The original European Strategy for a better internet for our children

Children need quality content online, as well as the skills and tools to use the internet safely. Today, children in Europe are using multiple devices to go online, and they are doing so at younger and younger ages. Some children even start to use the Internet before being able to read or write. Despite this, many young children say there are not enough good things for them to do online.  

There is no doubt that in today's environment children need the skills and tools for using the internet safely and responsibly. 

Back in 2012, the European Commission set out its original European Strategy for a better internet for children. The strategy aimed to give children the digital skills and tools they need to fully and safely benefit from what the internet has to offer. It also aimed to unlock the potential of the market for interactive, creative and educational online content.

The strategy proposed a series of actions grouped towards the following goals:

  • stimulating the production of creative and educational online content for children as well as promoting positive online experiences for young children;
  • scaling up awareness and empowerment including the teaching of digital literacy and online safety in all EU schools;
  • creating a safe environment for children through age-appropriate privacy settings, wider use of parental controls and age rating and content classification;
  • combating child sexual abuse material online and child sexual exploitation.

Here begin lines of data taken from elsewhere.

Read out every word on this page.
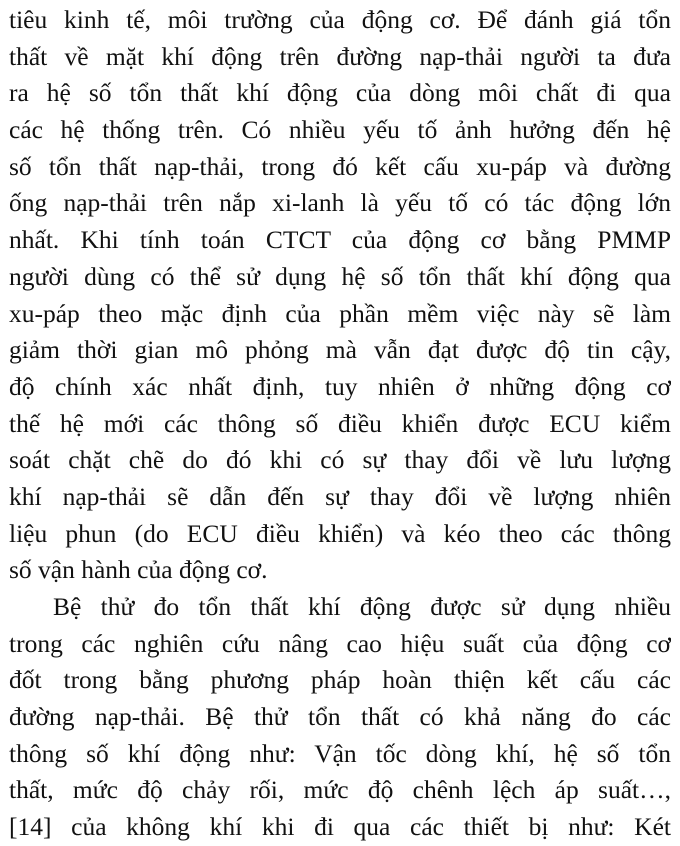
tiêu kinh tế, môi trường của động cơ. Để đánh giá tổn
thất về mặt khí động trên đường nạp-thải người ta đưa
ra hệ số tổn thất khí động của dòng môi chất đi qua
các hệ thống trên. Có nhiều yếu tố ảnh hưởng đến hệ
số tổn thất nạp-thải, trong đó kết cấu xu-páp và đường
ống nạp-thải trên nắp xi-lanh là yếu tố có tác động lớn
nhất. Khi tính toán CTCT của động cơ bằng PMMP
người dùng có thể sử dụng hệ số tổn thất khí động qua
xu-páp theo mặc định của phần mềm việc này sẽ làm
giảm thời gian mô phỏng mà vẫn đạt được độ tin cậy,
độ chính xác nhất định, tuy nhiên ở những động cơ
thế hệ mới các thông số điều khiển được ECU kiểm
soát chặt chẽ do đó khi có sự thay đổi về lưu lượng
khí nạp-thải sẽ dẫn đến sự thay đổi về lượng nhiên
liệu phun (do ECU điều khiển) và kéo theo các thông
số vận hành của động cơ.
Bệ thử đo tổn thất khí động được sử dụng nhiều
trong các nghiên cứu nâng cao hiệu suất của động cơ
đốt trong bằng phương pháp hoàn thiện kết cấu các
đường nạp-thải. Bệ thử tổn thất có khả năng đo các
thông số khí động như: Vận tốc dòng khí, hệ số tổn
thất, mức độ chảy rối, mức độ chênh lệch áp suất…,
[14] của không khí khi đi qua các thiết bị như: Két
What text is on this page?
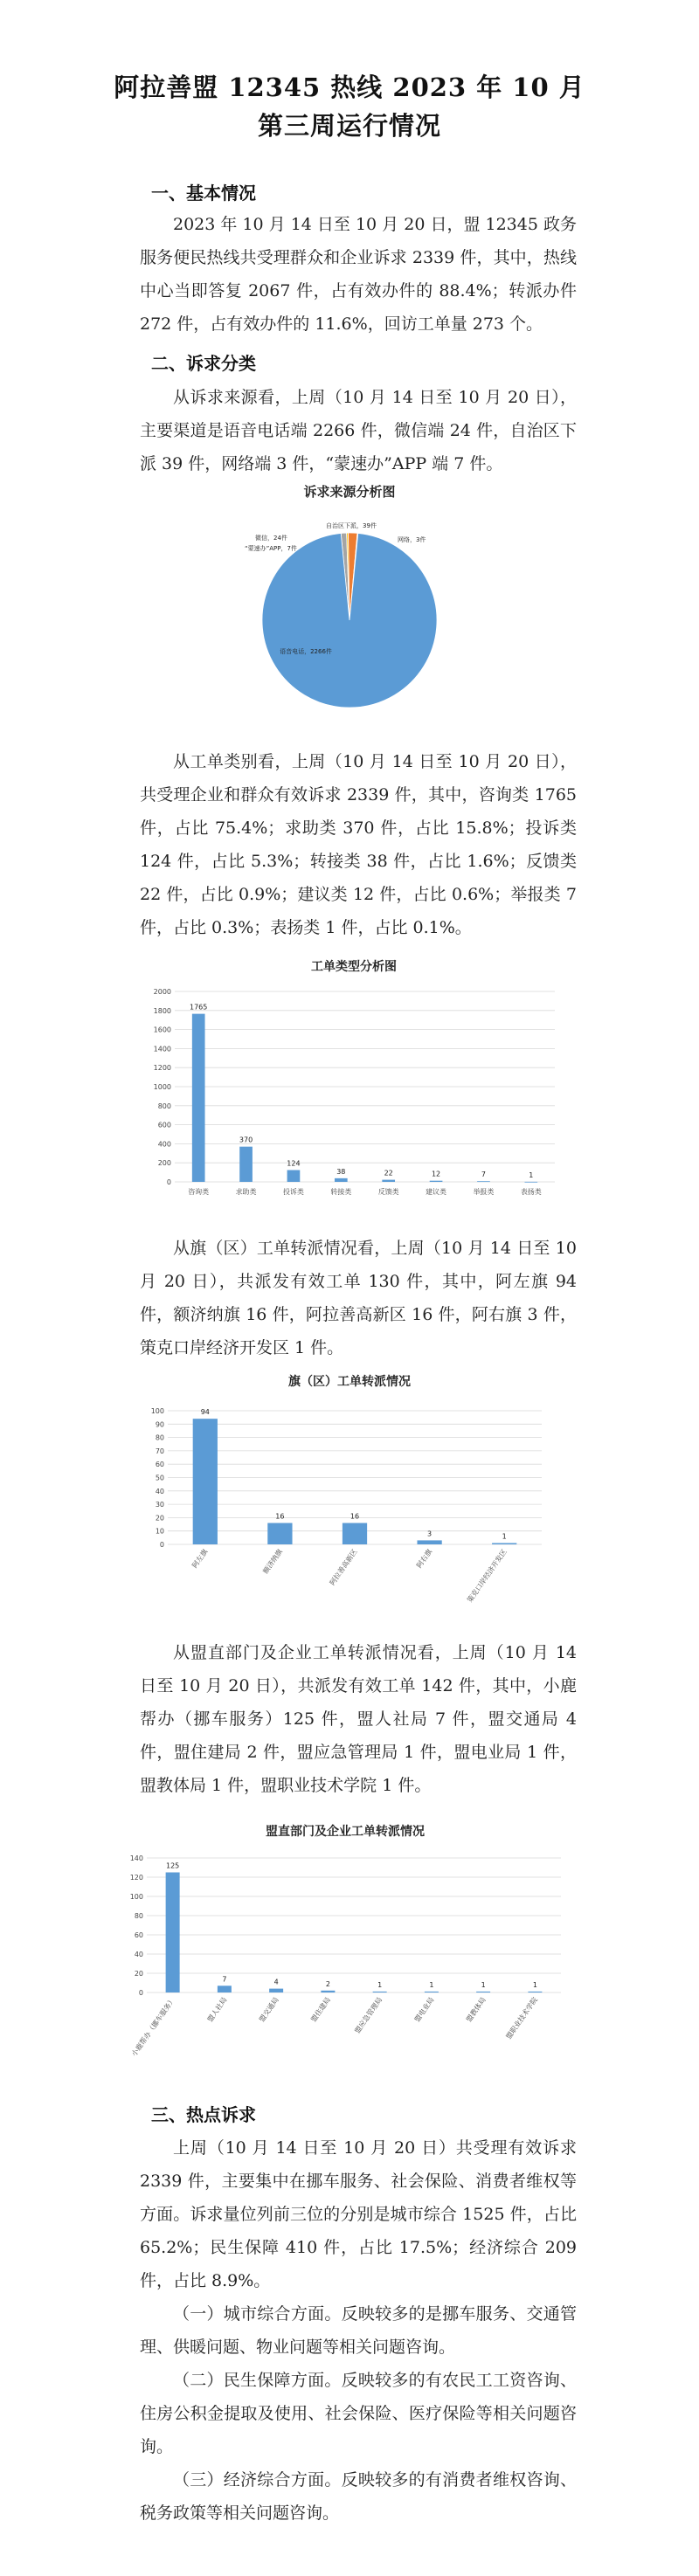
阿拉善盟 12345 热线 2023 年 10 月
第三周运行情况
一、基本情况
2023 年 10 月 14 日至 10 月 20 日，盟 12345 政务服务便民热线共受理群众和企业诉求 2339 件，其中，热线中心当即答复 2067 件，占有效办件的 88.4%；转派办件 272 件，占有效办件的 11.6%，回访工单量 273 个。
二、诉求分类
从诉求来源看，上周（10 月 14 日至 10 月 20 日），主要渠道是语音电话端 2266 件，微信端 24 件，自治区下派 39 件，网络端 3 件，“蒙速办”APP 端 7 件。
诉求来源分析图
微信，24件
“蒙速办”APP，7件
自治区下派，39件
网络，3件
语音电话，2266件
从工单类别看，上周（10 月 14 日至 10 月 20 日），共受理企业和群众有效诉求 2339 件，其中，咨询类 1765 件，占比 75.4%；求助类 370 件，占比 15.8%；投诉类 124 件，占比 5.3%；转接类 38 件，占比 1.6%；反馈类 22 件，占比 0.9%；建议类 12 件，占比 0.6%；举报类 7 件，占比 0.3%；表扬类 1 件，占比 0.1%。
工单类型分析图
0
200
400
600
800
1000
1200
1400
1600
1800
2000
1765
咨询类
370
求助类
124
投诉类
38
转接类
22
反馈类
12
建议类
7
举报类
1
表扬类
从旗（区）工单转派情况看，上周（10 月 14 日至 10 月 20 日），共派发有效工单 130 件，其中，阿左旗 94 件，额济纳旗 16 件，阿拉善高新区 16 件，阿右旗 3 件，策克口岸经济开发区 1 件。
旗（区）工单转派情况
0
10
20
30
40
50
60
70
80
90
100	94
阿左旗
16
额济纳旗
16
阿拉善高新区
3
阿右旗
1
策克口岸经济开发区
从盟直部门及企业工单转派情况看，上周（10 月 14 日至 10 月 20 日），共派发有效工单 142 件，其中，小鹿帮办（挪车服务）125 件，盟人社局 7 件，盟交通局 4 件，盟住建局 2 件，盟应急管理局 1 件，盟电业局 1 件，盟教体局 1 件，盟职业技术学院 1 件。
盟直部门及企业工单转派情况
0
20
40
60
80
100
120
140
125
小鹿帮办（挪车服务）
7
盟人社局
4
盟交通局
2
盟住建局
1
盟应急管理局
1
盟电业局
1
盟教体局
1
盟职业技术学院
三、热点诉求
上周（10 月 14 日至 10 月 20 日）共受理有效诉求 2339 件，主要集中在挪车服务、社会保险、消费者维权等方面。诉求量位列前三位的分别是城市综合 1525 件，占比 65.2%；民生保障 410 件，占比 17.5%；经济综合 209 件，占比 8.9%。
（一）城市综合方面。反映较多的是挪车服务、交通管理、供暖问题、物业问题等相关问题咨询。
（二）民生保障方面。反映较多的有农民工工资咨询、住房公积金提取及使用、社会保险、医疗保险等相关问题咨询。
（三）经济综合方面。反映较多的有消费者维权咨询、税务政策等相关问题咨询。
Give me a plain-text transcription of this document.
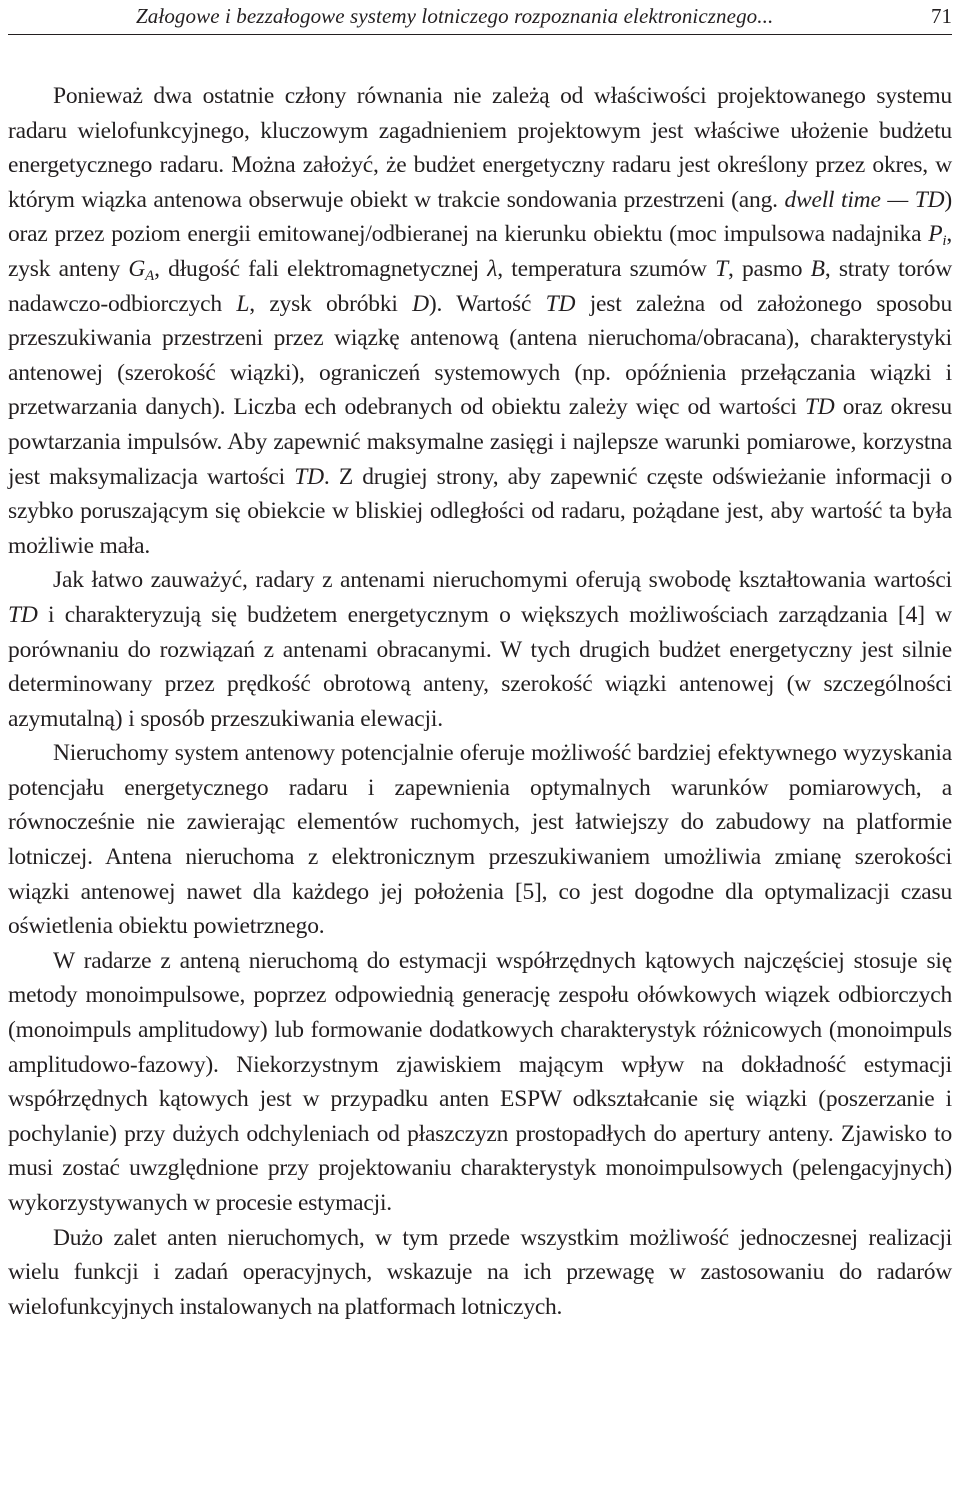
Załogowe i bezzałogowe systemy lotniczego rozpoznania elektronicznego...	71

Ponieważ dwa ostatnie człony równania nie zależą od właściwości projektowanego systemu radaru wielofunkcyjnego, kluczowym zagadnieniem projektowym jest właściwe ułożenie budżetu energetycznego radaru. Można założyć, że budżet energetyczny radaru jest określony przez okres, w którym wiązka antenowa obserwuje obiekt w trakcie sondowania przestrzeni (ang. dwell time — TD) oraz przez poziom energii emitowanej/odbieranej na kierunku obiektu (moc impulsowa nadajnika $P_i$, zysk anteny $G_A$, długość fali elektromagnetycznej λ, temperatura szumów T, pasmo B, straty torów nadawczo-odbiorczych L, zysk obróbki D). Wartość TD jest zależna od założonego sposobu przeszukiwania przestrzeni przez wiązkę antenową (antena nieruchoma/obracana), charakterystyki antenowej (szerokość wiązki), ograniczeń systemowych (np. opóźnienia przełączania wiązki i przetwarzania danych). Liczba ech odebranych od obiektu zależy więc od wartości TD oraz okresu powtarzania impulsów. Aby zapewnić maksymalne zasięgi i najlepsze warunki pomiarowe, korzystna jest maksymalizacja wartości TD. Z drugiej strony, aby zapewnić częste odświeżanie informacji o szybko poruszającym się obiekcie w bliskiej odległości od radaru, pożądane jest, aby wartość ta była możliwie mała.

Jak łatwo zauważyć, radary z antenami nieruchomymi oferują swobodę kształtowania wartości TD i charakteryzują się budżetem energetycznym o większych możliwościach zarządzania [4] w porównaniu do rozwiązań z antenami obracanymi. W tych drugich budżet energetyczny jest silnie determinowany przez prędkość obrotową anteny, szerokość wiązki antenowej (w szczególności azymutalną) i sposób przeszukiwania elewacji.

Nieruchomy system antenowy potencjalnie oferuje możliwość bardziej efektywnego wyzyskania potencjału energetycznego radaru i zapewnienia optymalnych warunków pomiarowych, a równocześnie nie zawierając elementów ruchomych, jest łatwiejszy do zabudowy na platformie lotniczej. Antena nieruchoma z elektronicznym przeszukiwaniem umożliwia zmianę szerokości wiązki antenowej nawet dla każdego jej położenia [5], co jest dogodne dla optymalizacji czasu oświetlenia obiektu powietrznego.

W radarze z anteną nieruchomą do estymacji współrzędnych kątowych najczęściej stosuje się metody monoimpulsowe, poprzez odpowiednią generację zespołu ołówkowych wiązek odbiorczych (monoimpuls amplitudowy) lub formowanie dodatkowych charakterystyk różnicowych (monoimpuls amplitudowo-fazowy). Niekorzystnym zjawiskiem mającym wpływ na dokładność estymacji współrzędnych kątowych jest w przypadku anten ESPW odkształcanie się wiązki (poszerzanie i pochylanie) przy dużych odchyleniach od płaszczyzn prostopadłych do apertury anteny. Zjawisko to musi zostać uwzględnione przy projektowaniu charakterystyk monoimpulsowych (pelengacyjnych) wykorzystywanych w procesie estymacji.

Dużo zalet anten nieruchomych, w tym przede wszystkim możliwość jednoczesnej realizacji wielu funkcji i zadań operacyjnych, wskazuje na ich przewagę w zastosowaniu do radarów wielofunkcyjnych instalowanych na platformach lotniczych.
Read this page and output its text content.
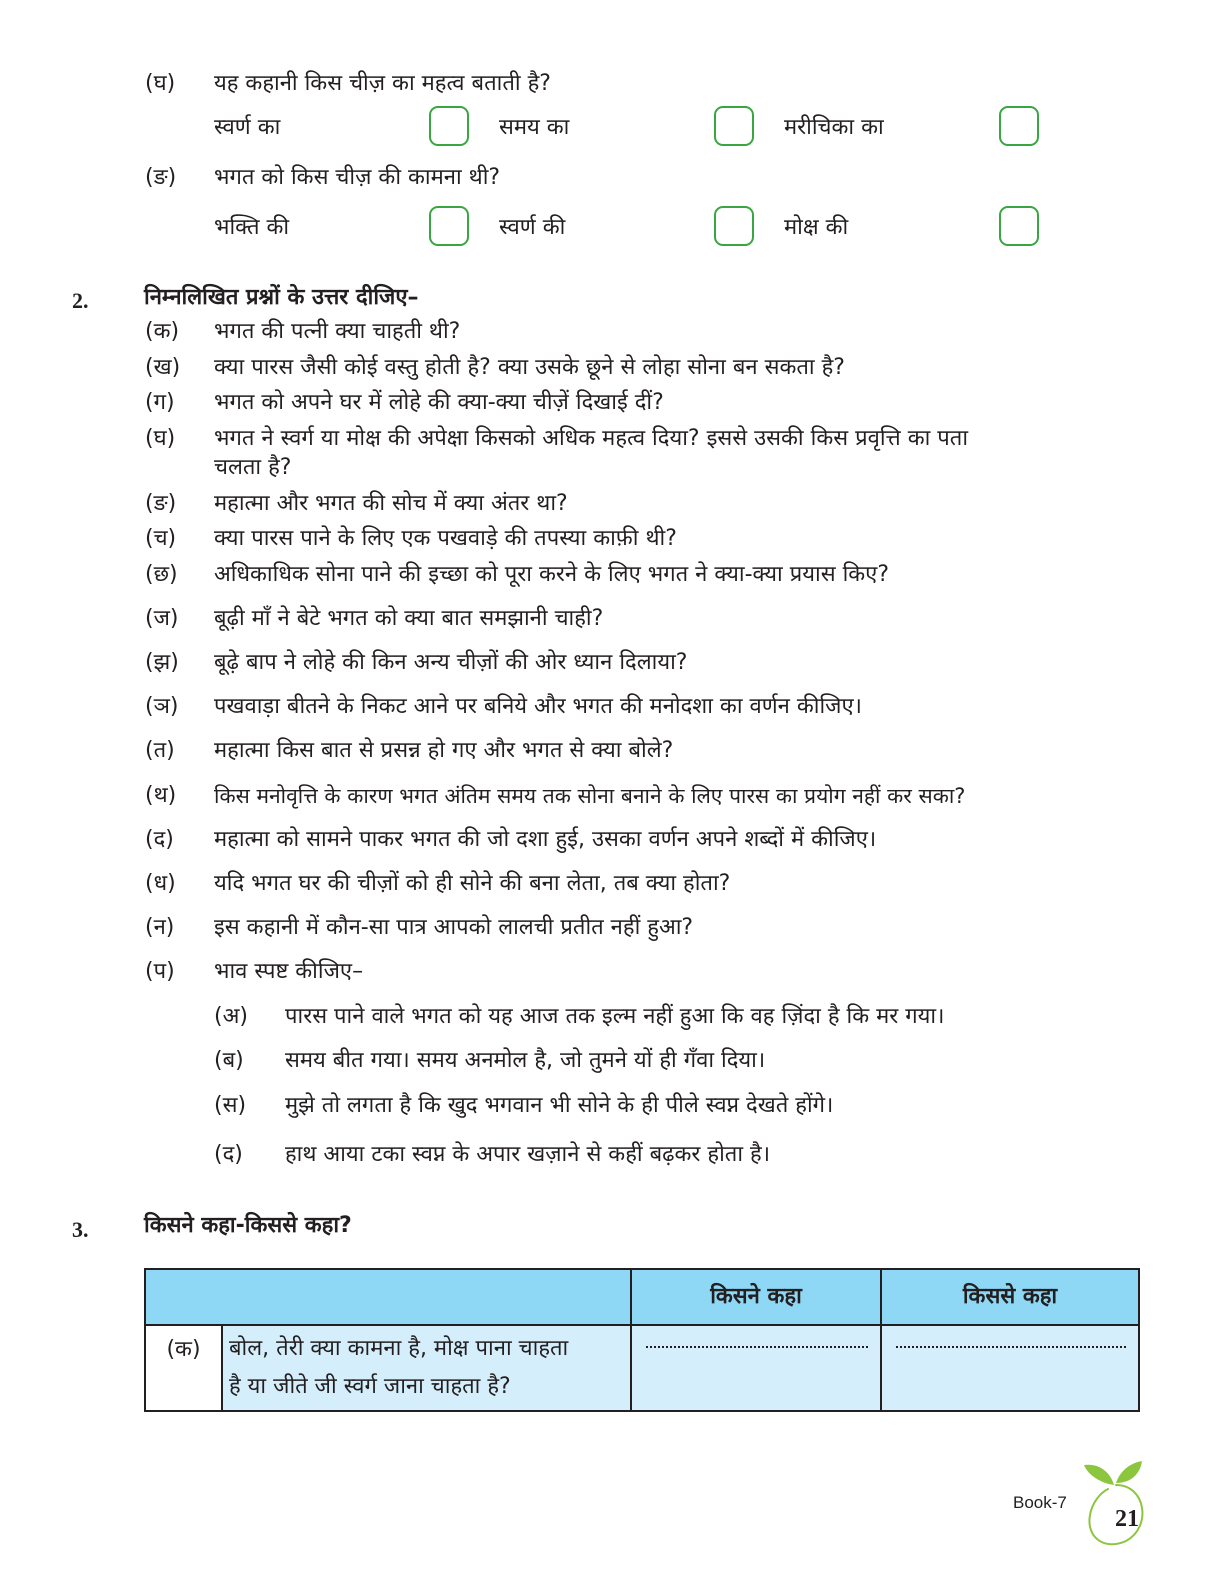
(घ) यह कहानी किस चीज़ का महत्व बताती है?
स्वर्ण का	समय का	मरीचिका का
(ङ) भगत को किस चीज़ की कामना थी?
भक्ति की	स्वर्ण की	मोक्ष की
2.	निम्नलिखित प्रश्नों के उत्तर दीजिए–
(क) भगत की पत्नी क्या चाहती थी?
(ख) क्या पारस जैसी कोई वस्तु होती है? क्या उसके छूने से लोहा सोना बन सकता है?
(ग) भगत को अपने घर में लोहे की क्या-क्या चीज़ें दिखाई दीं?
(घ) भगत ने स्वर्ग या मोक्ष की अपेक्षा किसको अधिक महत्व दिया? इससे उसकी किस प्रवृत्ति का पता
चलता है?
(ङ) महात्मा और भगत की सोच में क्या अंतर था?
(च) क्या पारस पाने के लिए एक पखवाड़े की तपस्या काफ़ी थी?
(छ) अधिकाधिक सोना पाने की इच्छा को पूरा करने के लिए भगत ने क्या-क्या प्रयास किए?
(ज) बूढ़ी माँ ने बेटे भगत को क्या बात समझानी चाही?
(झ) बूढ़े बाप ने लोहे की किन अन्य चीज़ों की ओर ध्यान दिलाया?
(ञ) पखवाड़ा बीतने के निकट आने पर बनिये और भगत की मनोदशा का वर्णन कीजिए।
(त) महात्मा किस बात से प्रसन्न हो गए और भगत से क्या बोले?
(थ) किस मनोवृत्ति के कारण भगत अंतिम समय तक सोना बनाने के लिए पारस का प्रयोग नहीं कर सका?
(द) महात्मा को सामने पाकर भगत की जो दशा हुई, उसका वर्णन अपने शब्दों में कीजिए।
(ध) यदि भगत घर की चीज़ों को ही सोने की बना लेता, तब क्या होता?
(न) इस कहानी में कौन-सा पात्र आपको लालची प्रतीत नहीं हुआ?
(प) भाव स्पष्ट कीजिए–
(अ) पारस पाने वाले भगत को यह आज तक इल्म नहीं हुआ कि वह ज़िंदा है कि मर गया।
(ब) समय बीत गया। समय अनमोल है, जो तुमने यों ही गँवा दिया।
(स) मुझे तो लगता है कि खुद भगवान भी सोने के ही पीले स्वप्न देखते होंगे।
(द) हाथ आया टका स्वप्न के अपार खज़ाने से कहीं बढ़कर होता है।
3.	किसने कहा-किससे कहा?
		किसने कहा	किससे कहा
(क)	बोल, तेरी क्या कामना है, मोक्ष पाना चाहता
है या जीते जी स्वर्ग जाना चाहता है?		

Book-7
21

The strategy brings together the European Commission, EU countries, mobile phone operators, handset manufacturers and providers of social networking services to deliver concrete solutions for a better Internet for children.

The Commission carries out its tasks in regards to the strategy mainly through the implementation of the Connecting Europe Facility, the instrument for co-funding the digital service infrastructure. Other programmes such as Horizon also contribute to the implementation of the Strategy. In the future, actions will be funded through the Digital Europe Programme.

The European strategy has influenced national policies in most EU countries. Each year, various actions and campaigns under the Strategy reach thousands of schools and young people but also parents and teachers. Around 1,000 youth events took place in 2019 and 2020, and more than 2,000 new resources were created on topics such as fake news, cyberbullying, privacy concerns, grooming, exposure to harmful content, and cyber hygiene.

Through Helplines, also funded under the Strategy, 63,000 children, parents and teachers got advice and guidance in 2020. It is estimated that in 2019 and 2020 around 61 million people in the EU were reached through different activities, especially around the EU’s yearly Safer Internet Day, which in 2021 was celebrated in around 200 countries and territories globally.

The original strategy document was available in 22 official languages.